相続の手続きで最も大切だと感じたのは、「相続人の確定」「遺産分割協議書の作成」「相続税の申告と納付(入金)」の3つ。いずれも司法書士や税理士に頼めばかなり負担は軽減する。
「相続人の確定」については、姉と冗談交じりに「今は還暦くらいになった隠し子がいたりして」と話していた。司法書士が取り寄せてくれた原戸籍に目を通すときは内心ドキドキだったが、隠し子はおらず問題なかった(めでたし、めでたし)。相続人は母と姉と私の3人。遺産分割協議が始まった。

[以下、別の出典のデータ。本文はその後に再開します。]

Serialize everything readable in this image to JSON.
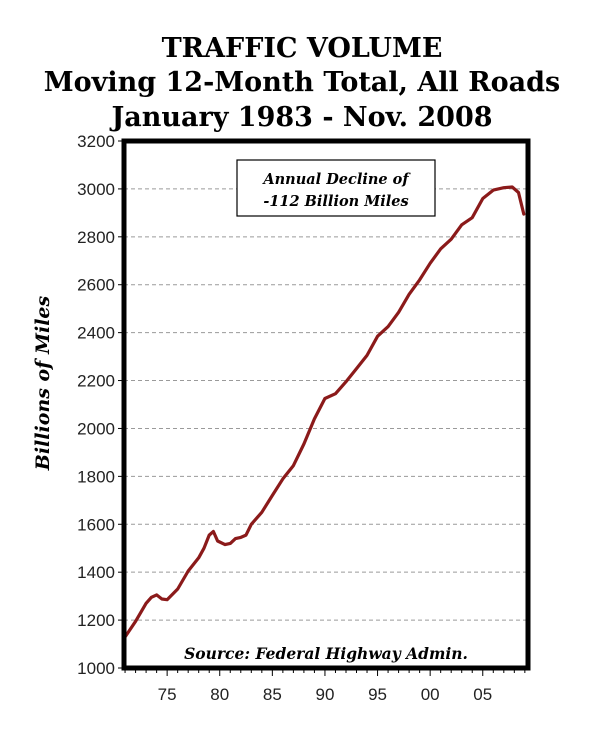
{
  "chart_data": {
    "type": "line",
    "title": "TRAFFIC  VOLUME",
    "subtitle_lines": [
      "Moving 12-Month Total, All Roads",
      "January 1983 - Nov. 2008"
    ],
    "xlabel": "",
    "ylabel": "Billions of Miles",
    "xlim": [
      1970.9,
      2009.3
    ],
    "ylim": [
      1000,
      3200
    ],
    "x_ticks": [
      1975,
      1980,
      1985,
      1990,
      1995,
      2000,
      2005
    ],
    "x_tick_labels": [
      "75",
      "80",
      "85",
      "90",
      "95",
      "00",
      "05"
    ],
    "y_ticks": [
      1000,
      1200,
      1400,
      1600,
      1800,
      2000,
      2200,
      2400,
      2600,
      2800,
      3000,
      3200
    ],
    "y_tick_labels": [
      "1000",
      "1200",
      "1400",
      "1600",
      "1800",
      "2000",
      "2200",
      "2400",
      "2600",
      "2800",
      "3000",
      "3200"
    ],
    "grid": true,
    "annotation_lines": [
      "Annual Decline of",
      "-112 Billion Miles"
    ],
    "source_note": "Source: Federal Highway Admin.",
    "line_color": "#8b1a1a",
    "series": [
      {
        "x": [
          1971,
          1972,
          1973,
          1973.5,
          1974,
          1974.5,
          1975,
          1976,
          1977,
          1978,
          1978.5,
          1979,
          1979.4,
          1979.8,
          1980.5,
          1981,
          1981.5,
          1982,
          1982.5,
          1983,
          1984,
          1985,
          1986,
          1987,
          1988,
          1989,
          1990,
          1991,
          1992,
          1993,
          1994,
          1995,
          1996,
          1997,
          1998,
          1999,
          2000,
          2001,
          2002,
          2003,
          2004,
          2005,
          2006,
          2007,
          2007.8,
          2008.4,
          2008.9
        ],
        "y": [
          1130,
          1195,
          1270,
          1295,
          1305,
          1288,
          1285,
          1330,
          1405,
          1460,
          1500,
          1555,
          1570,
          1530,
          1515,
          1520,
          1540,
          1545,
          1555,
          1600,
          1650,
          1720,
          1790,
          1845,
          1935,
          2040,
          2125,
          2145,
          2195,
          2250,
          2305,
          2385,
          2425,
          2485,
          2560,
          2620,
          2690,
          2750,
          2790,
          2850,
          2880,
          2960,
          2995,
          3005,
          3008,
          2985,
          2895
        ]
      }
    ]
  }
}
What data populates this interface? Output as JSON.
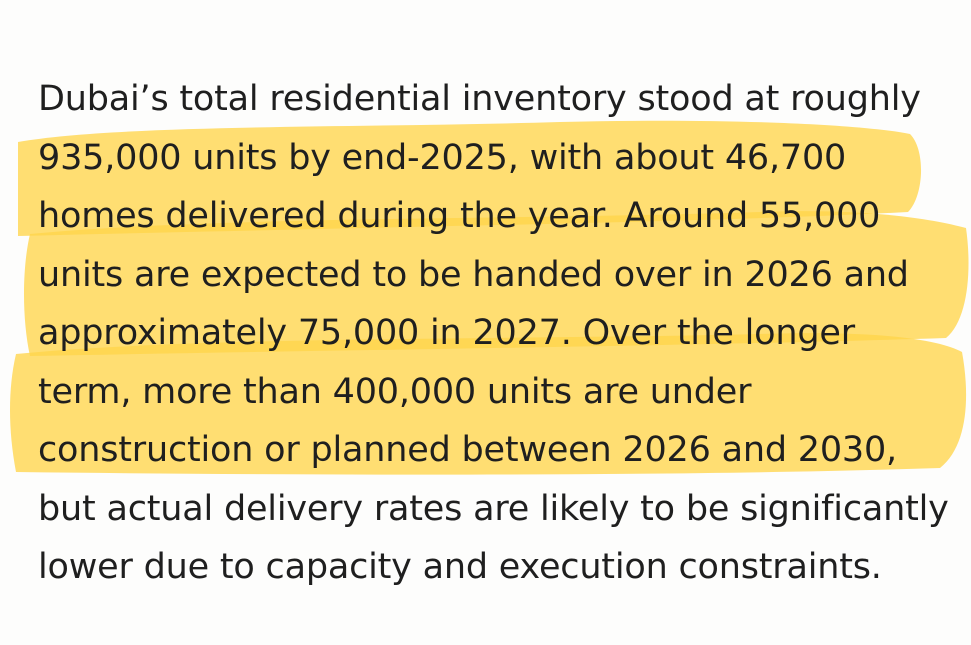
{
  "paragraph": {
    "lines": [
      "Dubai’s total residential inventory stood at roughly",
      "935,000 units by end-2025, with about 46,700",
      "homes delivered during the year. Around 55,000",
      "units are expected to be handed over in 2026 and",
      "approximately 75,000 in 2027. Over the longer",
      "term, more than 400,000 units are under",
      "construction or planned between 2026 and 2030,",
      "but actual delivery rates are likely to be significantly",
      "lower due to capacity and execution constraints."
    ]
  },
  "highlight": {
    "color": "#ffd54a",
    "first_line": 2,
    "last_line": 7
  }
}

信託銀行に相談に行った。「揉めたくない」という共通意識はあったものの、姉とは互いに違う人生を送ってきた。これまでも介護に対する考えも違っていたし、両親との距離感もまったく違っていた。相続で意見が一致するとは考えづらかった。そこで私から提案した。「多少のお金はかかるけれど、信託銀行に全部依頼しない?」。姉は快諾し、2人で信託銀行に何度か足を運んで遺産分割の相談をすることになった。
冷静に話が進む
信託銀行の担当者は丁寧な物腰で、私たちの意向をくんだ遺産分割の試算を何度もしてくれた。信託銀行での相続相談というのは初めてだったが、この時思ったのは、「相続というものは当事者以外の誰かが入ることによって、たとえ熱を帯びそうになっても冷静に話が進むのだな」ということ。
多くの事例に対応してきたプロフェッショナル集団。優秀な行員揃いだった。しかし、依頼した場合の遺産整理業務費用の高さにひるんでしまい、契約せずにやめてしまった。税理士や司法書士への費用が別料金というのも途中でわかった。すごく申し訳ないことをしたと反省している。